This report needs to be widely read and the messages absorbed in the run up to Copenhagen. So what does the report have to say? Here are seven headline messages:
- High-income countries, with one-sixth of the world’s population, are responsible for nearly two-thirds of the greenhouse gases in the atmosphere. Any global response to climate change is first and foremost about securing global equity between those who carry most responsibility for climate change and those on whom much of the costs will fall – and this is largely a division between the industrialised North and the less developed South.
- The goal is to stay close to 2°C above pre-industrial levels. There is now almost complete global agreement on this target, from the G-8 to the African Partnership Forum. So at least we know where we want to go. How realistic this goal is in terms of current trajectories is less certain, but one thing is clear, to achieve it will require unprecedented levels of political leadership and commitment.

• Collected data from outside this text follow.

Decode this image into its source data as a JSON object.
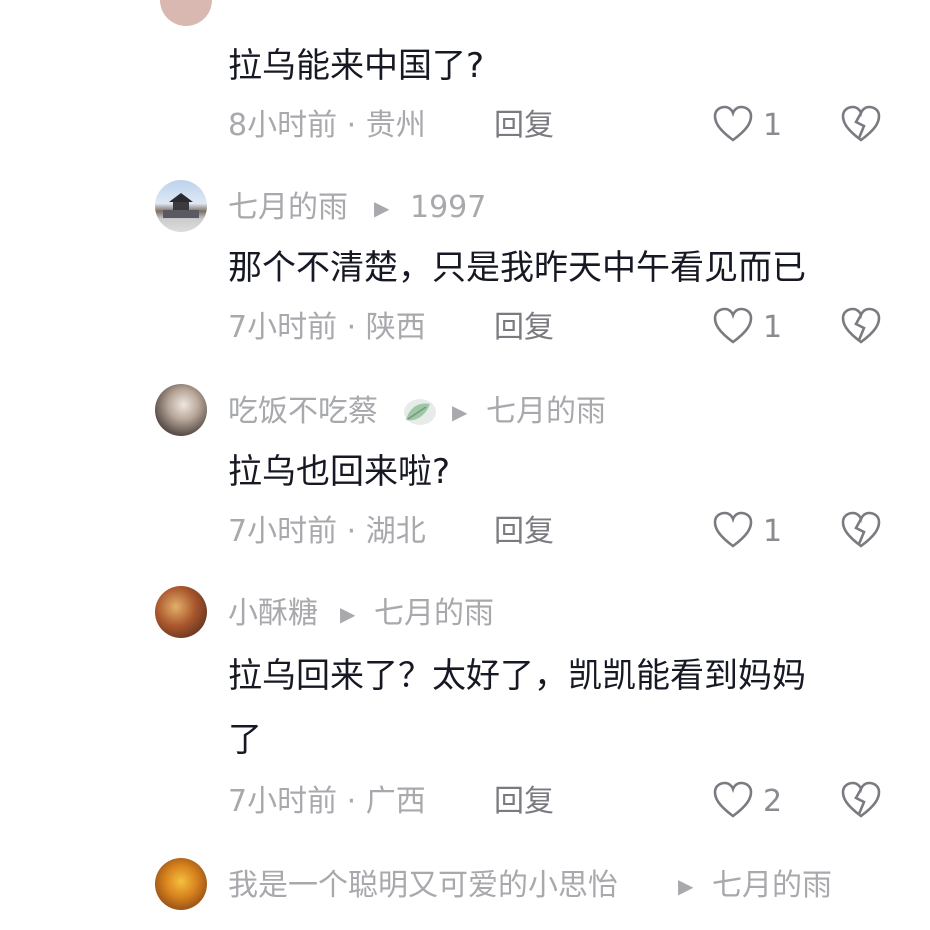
{
  "comments": [
    {
      "text": "拉乌能来中国了?",
      "time_loc": "8小时前 · 贵州",
      "reply": "回复",
      "likes": "1"
    },
    {
      "name": "七月的雨",
      "target": "1997",
      "text": "那个不清楚，只是我昨天中午看见而已",
      "time_loc": "7小时前 · 陕西",
      "reply": "回复",
      "likes": "1"
    },
    {
      "name": "吃饭不吃蔡",
      "target": "七月的雨",
      "text": "拉乌也回来啦?",
      "time_loc": "7小时前 · 湖北",
      "reply": "回复",
      "likes": "1"
    },
    {
      "name": "小酥糖",
      "target": "七月的雨",
      "text_line1": "拉乌回来了？太好了，凯凯能看到妈妈",
      "text_line2": "了",
      "time_loc": "7小时前 · 广西",
      "reply": "回复",
      "likes": "2"
    },
    {
      "name": "我是一个聪明又可爱的小思怡",
      "target": "七月的雨"
    }
  ],
  "icons": {
    "like": "heart-outline-icon",
    "dislike": "broken-heart-icon",
    "reply_arrow": "triangle-right-icon"
  }
}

- Achieving such a goal will mean that in the next few decades, the world’s energy systems must be transformed so that global emissions drop 50 to 80 percent. This remains a huge challenge and one where the industrialised world is making only very limited progress. Greater accountability from countries to meet the targets they have already committed to achieving is a first necessary step.
- New technologies will be indispensable: every energy model reviewed for the WDR report concludes that it is impossible to get onto the 2°C trajectory with only energy efficiency and the diffusion of existing technologies. New or emerging technologies, such as carbon capture and storage, second-generation biofuels, and solar photovoltaics, are also critical. But the question remains as to how the transfer of such technologies between North and South will be governed - this is one thing that the discussions at Copenhagen need to conclude on.

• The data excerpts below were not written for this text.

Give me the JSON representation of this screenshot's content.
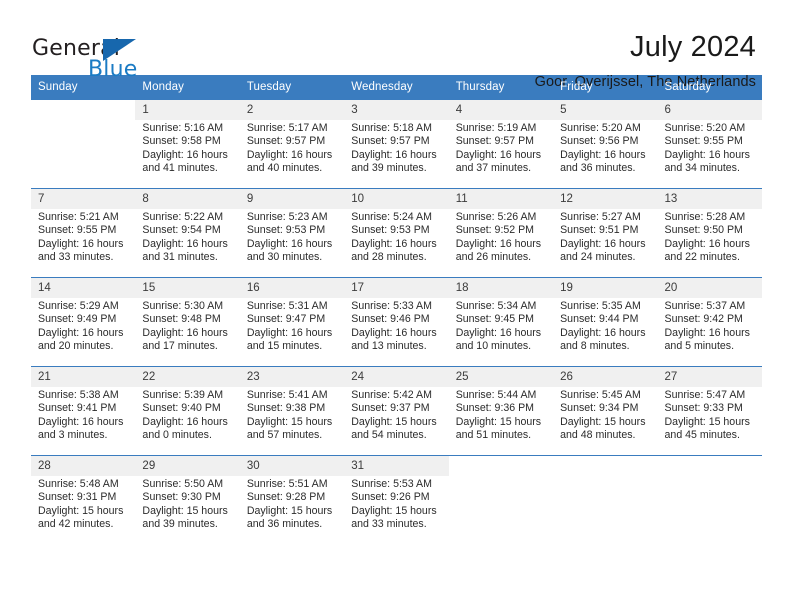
{
  "brand": {
    "name_part1": "General",
    "name_part2": "Blue",
    "flag_icon": "triangle-flag-icon"
  },
  "header": {
    "title": "July 2024",
    "location": "Goor, Overijssel, The Netherlands"
  },
  "colors": {
    "header_bar": "#3a7cbf",
    "brand_blue": "#1b7bc4",
    "daynum_band": "#f0f0f0",
    "text": "#2b2b2b"
  },
  "calendar": {
    "weekday_headers": [
      "Sunday",
      "Monday",
      "Tuesday",
      "Wednesday",
      "Thursday",
      "Friday",
      "Saturday"
    ],
    "weeks": [
      [
        {
          "day": "",
          "info": "",
          "empty": true
        },
        {
          "day": "1",
          "info": "Sunrise: 5:16 AM\nSunset: 9:58 PM\nDaylight: 16 hours\nand 41 minutes."
        },
        {
          "day": "2",
          "info": "Sunrise: 5:17 AM\nSunset: 9:57 PM\nDaylight: 16 hours\nand 40 minutes."
        },
        {
          "day": "3",
          "info": "Sunrise: 5:18 AM\nSunset: 9:57 PM\nDaylight: 16 hours\nand 39 minutes."
        },
        {
          "day": "4",
          "info": "Sunrise: 5:19 AM\nSunset: 9:57 PM\nDaylight: 16 hours\nand 37 minutes."
        },
        {
          "day": "5",
          "info": "Sunrise: 5:20 AM\nSunset: 9:56 PM\nDaylight: 16 hours\nand 36 minutes."
        },
        {
          "day": "6",
          "info": "Sunrise: 5:20 AM\nSunset: 9:55 PM\nDaylight: 16 hours\nand 34 minutes."
        }
      ],
      [
        {
          "day": "7",
          "info": "Sunrise: 5:21 AM\nSunset: 9:55 PM\nDaylight: 16 hours\nand 33 minutes."
        },
        {
          "day": "8",
          "info": "Sunrise: 5:22 AM\nSunset: 9:54 PM\nDaylight: 16 hours\nand 31 minutes."
        },
        {
          "day": "9",
          "info": "Sunrise: 5:23 AM\nSunset: 9:53 PM\nDaylight: 16 hours\nand 30 minutes."
        },
        {
          "day": "10",
          "info": "Sunrise: 5:24 AM\nSunset: 9:53 PM\nDaylight: 16 hours\nand 28 minutes."
        },
        {
          "day": "11",
          "info": "Sunrise: 5:26 AM\nSunset: 9:52 PM\nDaylight: 16 hours\nand 26 minutes."
        },
        {
          "day": "12",
          "info": "Sunrise: 5:27 AM\nSunset: 9:51 PM\nDaylight: 16 hours\nand 24 minutes."
        },
        {
          "day": "13",
          "info": "Sunrise: 5:28 AM\nSunset: 9:50 PM\nDaylight: 16 hours\nand 22 minutes."
        }
      ],
      [
        {
          "day": "14",
          "info": "Sunrise: 5:29 AM\nSunset: 9:49 PM\nDaylight: 16 hours\nand 20 minutes."
        },
        {
          "day": "15",
          "info": "Sunrise: 5:30 AM\nSunset: 9:48 PM\nDaylight: 16 hours\nand 17 minutes."
        },
        {
          "day": "16",
          "info": "Sunrise: 5:31 AM\nSunset: 9:47 PM\nDaylight: 16 hours\nand 15 minutes."
        },
        {
          "day": "17",
          "info": "Sunrise: 5:33 AM\nSunset: 9:46 PM\nDaylight: 16 hours\nand 13 minutes."
        },
        {
          "day": "18",
          "info": "Sunrise: 5:34 AM\nSunset: 9:45 PM\nDaylight: 16 hours\nand 10 minutes."
        },
        {
          "day": "19",
          "info": "Sunrise: 5:35 AM\nSunset: 9:44 PM\nDaylight: 16 hours\nand 8 minutes."
        },
        {
          "day": "20",
          "info": "Sunrise: 5:37 AM\nSunset: 9:42 PM\nDaylight: 16 hours\nand 5 minutes."
        }
      ],
      [
        {
          "day": "21",
          "info": "Sunrise: 5:38 AM\nSunset: 9:41 PM\nDaylight: 16 hours\nand 3 minutes."
        },
        {
          "day": "22",
          "info": "Sunrise: 5:39 AM\nSunset: 9:40 PM\nDaylight: 16 hours\nand 0 minutes."
        },
        {
          "day": "23",
          "info": "Sunrise: 5:41 AM\nSunset: 9:38 PM\nDaylight: 15 hours\nand 57 minutes."
        },
        {
          "day": "24",
          "info": "Sunrise: 5:42 AM\nSunset: 9:37 PM\nDaylight: 15 hours\nand 54 minutes."
        },
        {
          "day": "25",
          "info": "Sunrise: 5:44 AM\nSunset: 9:36 PM\nDaylight: 15 hours\nand 51 minutes."
        },
        {
          "day": "26",
          "info": "Sunrise: 5:45 AM\nSunset: 9:34 PM\nDaylight: 15 hours\nand 48 minutes."
        },
        {
          "day": "27",
          "info": "Sunrise: 5:47 AM\nSunset: 9:33 PM\nDaylight: 15 hours\nand 45 minutes."
        }
      ],
      [
        {
          "day": "28",
          "info": "Sunrise: 5:48 AM\nSunset: 9:31 PM\nDaylight: 15 hours\nand 42 minutes."
        },
        {
          "day": "29",
          "info": "Sunrise: 5:50 AM\nSunset: 9:30 PM\nDaylight: 15 hours\nand 39 minutes."
        },
        {
          "day": "30",
          "info": "Sunrise: 5:51 AM\nSunset: 9:28 PM\nDaylight: 15 hours\nand 36 minutes."
        },
        {
          "day": "31",
          "info": "Sunrise: 5:53 AM\nSunset: 9:26 PM\nDaylight: 15 hours\nand 33 minutes."
        },
        {
          "day": "",
          "info": "",
          "empty": true
        },
        {
          "day": "",
          "info": "",
          "empty": true
        },
        {
          "day": "",
          "info": "",
          "empty": true
        }
      ]
    ]
  }
}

- The current financing for adaptation and mitigation is less than 5 percent of what may be needed annually by 2030. Total climate finance for developing countries is $10 billion a year today, compared with projected requirements of $75 billion for adaptation and $400 billion for mitigation annually by 2030. There are of course questions of how this level of finance can be absorbed in some low-income economies, but the major focus needs to remain on how this money will be raised (something that the report is noticeably silent on) and the governance arrangements surrounding the disbursement of climate funds.
- Societies will have to almost double the existing rate of agricultural productivity growth while minimizing the associated environmental damage. The impact of climate change on food production will be considerable, so if this does not bring agriculture back centre-stage to the development debate, nothing will.

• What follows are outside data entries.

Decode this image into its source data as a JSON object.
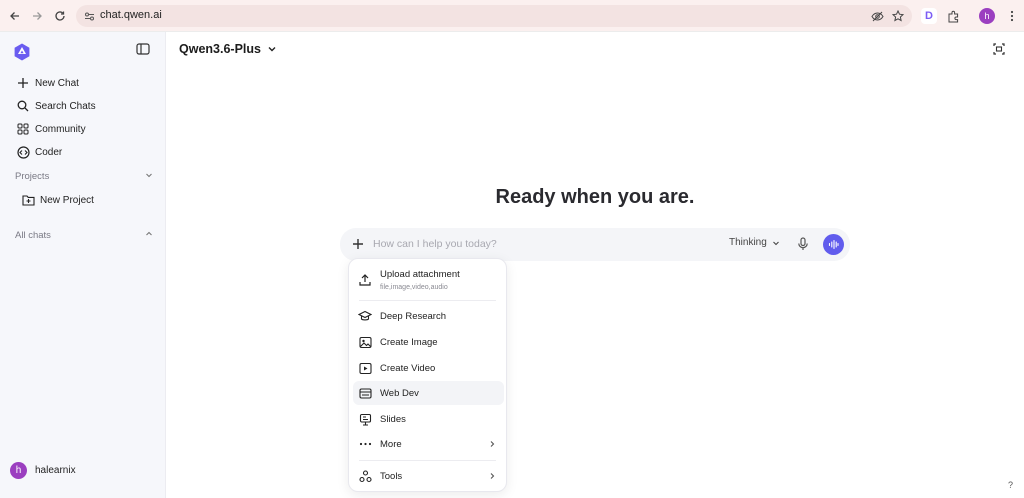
{
  "browser": {
    "url": "chat.qwen.ai",
    "extension_letter": "D",
    "profile_initial": "h"
  },
  "sidebar": {
    "items": [
      {
        "label": "New Chat",
        "icon": "plus-icon"
      },
      {
        "label": "Search Chats",
        "icon": "search-icon"
      },
      {
        "label": "Community",
        "icon": "grid-icon"
      },
      {
        "label": "Coder",
        "icon": "code-icon"
      }
    ],
    "projects_label": "Projects",
    "new_project_label": "New Project",
    "all_chats_label": "All chats",
    "user_name": "halearnix",
    "user_initial": "h"
  },
  "header": {
    "model_name": "Qwen3.6-Plus"
  },
  "main": {
    "hero_text": "Ready when you are.",
    "composer": {
      "placeholder": "How can I help you today?",
      "value": "",
      "mode_label": "Thinking"
    }
  },
  "menu": {
    "upload_label": "Upload attachment",
    "upload_sub": "file,image,video,audio",
    "items": [
      {
        "label": "Deep Research",
        "icon": "graduation-cap-icon"
      },
      {
        "label": "Create Image",
        "icon": "image-icon"
      },
      {
        "label": "Create Video",
        "icon": "video-icon"
      },
      {
        "label": "Web Dev",
        "icon": "web-dev-icon"
      },
      {
        "label": "Slides",
        "icon": "slides-icon"
      },
      {
        "label": "More",
        "icon": "more-dots-icon"
      }
    ],
    "tools_label": "Tools"
  },
  "help_label": "?",
  "colors": {
    "accent": "#615ced",
    "sidebar_bg": "#f6f7fb",
    "avatar": "#9b3fc0",
    "browser_bar": "#fbf0ef"
  }
}
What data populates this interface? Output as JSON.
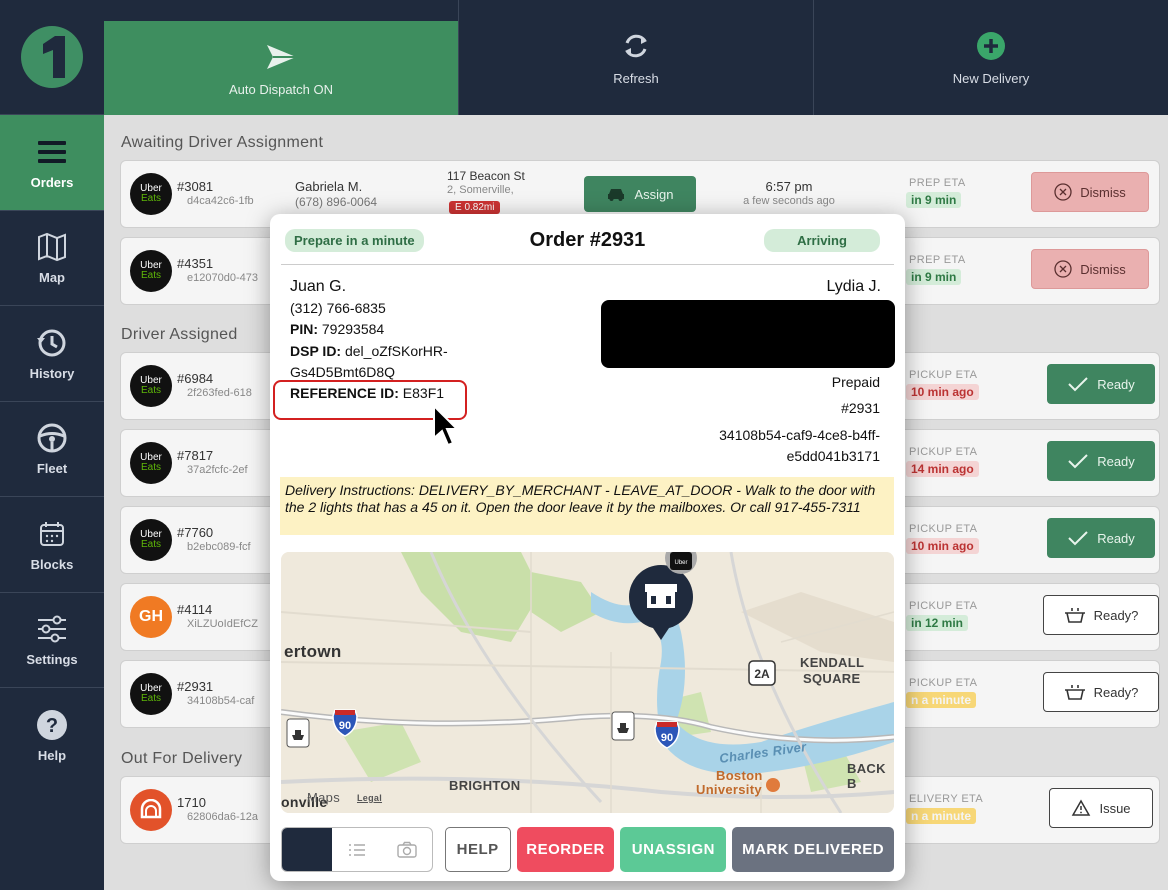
{
  "sidebar": {
    "items": [
      {
        "label": "Orders",
        "icon": "menu-icon",
        "active": true
      },
      {
        "label": "Map",
        "icon": "map-icon"
      },
      {
        "label": "History",
        "icon": "history-icon"
      },
      {
        "label": "Fleet",
        "icon": "steering-wheel-icon"
      },
      {
        "label": "Blocks",
        "icon": "calendar-icon"
      },
      {
        "label": "Settings",
        "icon": "sliders-icon"
      },
      {
        "label": "Help",
        "icon": "help-icon"
      }
    ]
  },
  "topbar": {
    "auto_dispatch": "Auto Dispatch ON",
    "refresh": "Refresh",
    "new_delivery": "New Delivery"
  },
  "sections": {
    "awaiting": "Awaiting Driver Assignment",
    "assigned": "Driver Assigned",
    "out": "Out For Delivery"
  },
  "orders": [
    {
      "no": "#3081",
      "id": "d4ca42c6-1fb",
      "name": "Gabriela M.",
      "phone": "(678) 896-0064",
      "address": "117 Beacon St",
      "city": "2, Somerville,",
      "distance": "E 0.82mi",
      "assign": "Assign",
      "time": "6:57 pm",
      "ago": "a few seconds ago",
      "eta_label": "PREP ETA",
      "eta": "in 9 min",
      "action": "Dismiss"
    },
    {
      "no": "#4351",
      "id": "e12070d0-473",
      "eta_label": "PREP ETA",
      "eta": "in 9 min",
      "action": "Dismiss"
    },
    {
      "no": "#6984",
      "id": "2f263fed-618",
      "eta_label": "PICKUP ETA",
      "eta": "10 min ago",
      "action": "Ready"
    },
    {
      "no": "#7817",
      "id": "37a2fcfc-2ef",
      "eta_label": "PICKUP ETA",
      "eta": "14 min ago",
      "action": "Ready"
    },
    {
      "no": "#7760",
      "id": "b2ebc089-fcf",
      "eta_label": "PICKUP ETA",
      "eta": "10 min ago",
      "action": "Ready"
    },
    {
      "no": "#4114",
      "id": "XiLZUoIdEfCZ",
      "eta_label": "PICKUP ETA",
      "eta": "in 12 min",
      "action": "Ready?"
    },
    {
      "no": "#2931",
      "id": "34108b54-caf",
      "eta_label": "PICKUP ETA",
      "eta": "n a minute",
      "action": "Ready?"
    },
    {
      "no": "1710",
      "id": "62806da6-12a",
      "eta_label": "ELIVERY ETA",
      "eta": "n a minute",
      "action": "Issue"
    }
  ],
  "badges": {
    "uber_top": "Uber",
    "uber_bottom": "Eats",
    "gh": "GH"
  },
  "modal": {
    "prep_pill": "Prepare in a minute",
    "title": "Order #2931",
    "status_pill": "Arriving",
    "customer": {
      "name": "Juan G.",
      "phone": "(312) 766-6835",
      "pin_label": "PIN:",
      "pin": "79293584",
      "dsp_label": "DSP ID:",
      "dsp_1": "del_oZfSKorHR-",
      "dsp_2": "Gs4D5Bmt6D8Q",
      "ref_label": "REFERENCE ID:",
      "ref": "E83F1"
    },
    "driver": {
      "name": "Lydia J.",
      "payment": "Prepaid",
      "order_no": "#2931",
      "uuid_1": "34108b54-caf9-4ce8-b4ff-",
      "uuid_2": "e5dd041b3171"
    },
    "instructions": "Delivery Instructions: DELIVERY_BY_MERCHANT - LEAVE_AT_DOOR - Walk to the door with the 2 lights that has a 45 on it. Open the door leave it by the mailboxes. Or call 917-455-7311",
    "map": {
      "labels": {
        "watertown": "ertown",
        "kendall_1": "KENDALL",
        "kendall_2": "SQUARE",
        "brighton": "BRIGHTON",
        "charles": "Charles River",
        "boston_1": "Boston",
        "boston_2": "University",
        "backbay": "BACK B",
        "ville": "onville",
        "maps": "Maps",
        "legal": "Legal",
        "route_2a": "2A",
        "i90": "90",
        "uber_marker": "Uber"
      }
    },
    "footer": {
      "help": "HELP",
      "reorder": "REORDER",
      "unassign": "UNASSIGN",
      "mark_delivered": "MARK DELIVERED"
    }
  },
  "colors": {
    "sidebar": "#1f2a3d",
    "accent_green": "#3e8e5f",
    "dismiss": "#eab0b0",
    "reorder": "#ef4c5f",
    "unassign": "#5cc996",
    "delivered": "#6b7280"
  }
}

- Success hinges on changing behaviour and shifting public opinion. This is an important issue that was highlighted by Anthony Giddens. In a world where forty percent of the population in developed countries remain climate sceptics there is a huge amount to be done still on awareness raising in both North and South.
This all appears to add up to a coherent – and implementable – strategy to tackle climate change in the years ahead. It is unlikely, given the ambition, that all of this will be agreed in December. That said, an important step has been made, with the biggest player in international development using this report to firmly acknowledge the unprecedented scale of the challenge that we now all face. The Bank is also highlighting that in any response to climate change the global community must address the issue of equity between North and South."